As with the previous two albums, Four Seasons of Love was distributed by different record labels in different countries, including Casablanca Records in the U.S. Edited versions of "Spring Affair" and "Winter Melody" were released in various places, but neither had a big impact on any charts (although the latter made the Top 30 on the UK singles chart). The album was also released as a Club Special Edition / Club Sonderauflage in West Germany on the Atlantic Records Label.

==Critical reception==

Michael Freedberg of AllMusic called the album "rapture indeed", noting that "the rhythms push and go poof as delicately as ever", "the horn section mutes and jazzes the melody", the beats stop, run, and stop again whenever they damn please", and "Summer expresses private rapture in falsetto as she smooches, oohs, and ahs onto the mix like lipstick traces".

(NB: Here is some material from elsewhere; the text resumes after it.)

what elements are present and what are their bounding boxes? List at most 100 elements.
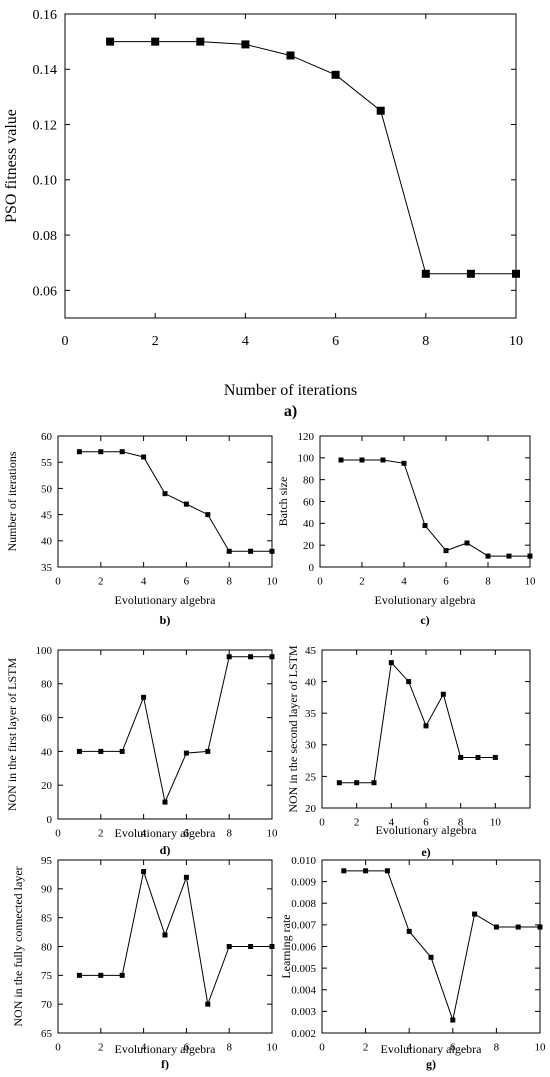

Cashbox magazine reviewer stated that since there are only five songs on this album, at "first glance it seems a
little slim", but "each tune, based on a season of the year, is pure Summer (Donna)". On the album, "accompanied by the Munich Machine, the sultry songstress runs the gamut of emotions, from lust to lustier", "the string parts are super-slick", and "the production makes full use of Summer's vocal abilities".

Professional ratings
Review scores
| Source | Rating |
| AllMusic | Star |
| The Rolling Stone Album Guide | Star |

== Track listing ==

Side one
| No. | Title | Length |
|---|---|---|
| 1. | "Spring Affair" | 8:29 |
| 2. | "Summer Fever" | 8:06 |

Side two
| No. | Title | Length |
|---|---|---|
| 1. | "Autumn Changes" | 5:28 |
| 2. | "Winter Melody" | 6:33 |
| 3. | "Spring Reprise" | 3:51 |

== Personnel ==
- Donna Summer – lead vocals
- Thor Baldursson – keyboards, string and horn arrangements
- Keith Forsey – drums, percussion
- Nick Woodland – guitar
- Les Hurdle – bass guitar
- Dino Solera – saxophone
- Geoff Bastow – synthesizer
- Madeline Bell, Sue & Sunny – backing vocals
- Technical
- Mixed by Giorgio Moroder
- Engineered by Jürgen Koppers
- Album Cover Concept by Susan Munao, Joyce Bogart & Donna Summer
- Design by Henry Vizcarra & Gribbitt!
- Art Direction by Gribbitt! & Chris Whorf
- Photography – Mario Casilli

==Charts==

===Weekly charts===

Weekly chart performance for Four Seasons of Love
| Chart (1976–77) | Peak position |
|---|---|
| Argentine Albums (CAPIF) | 6 |
| Canada Top Albums/CDs (RPM) | 16 |
| Danish Albums (Danmarks Radio) | 20 |
| Finnish Albums (Suomen virallinen lista) | 22 |
| German Albums (Offizielle Top 100) | 31 |
| Italian Albums (Musica e dischi) | 1 |
| Portuguese Albums (Musica & Som) | 7 |
| Spanish Albums (AFE) | 6 |
| Swedish Albums (Sverigetopplistan) | 40 |
| US Billboard 200 | 29 |
| US Top R&B/Hip-Hop Albums (Billboard) | 13 |
| US Cashbox Top 100 | 37 |
| US Cashbox Top 75 R&B | 12 |

===Year-end charts===

Year-end chart performance for I Remember Yesterday
| Chart (1977) | Position |
|---|---|
| Canada Top Albums/CDs (RPM) | 92 |
| US Billboard 200 | 66 |

==Certifications and sales==

| Region | Certification | Certified units/sales |
| France (SNEP) | Gold | 100,000^{*} |
| United Kingdom (BPI) | Silver | 60,000^{^} |
| United States (RIAA) | Gold | 500,000^{^} |
^{*} Sales figures based on certification alone. ^{^} Shipments figures based on certification alone.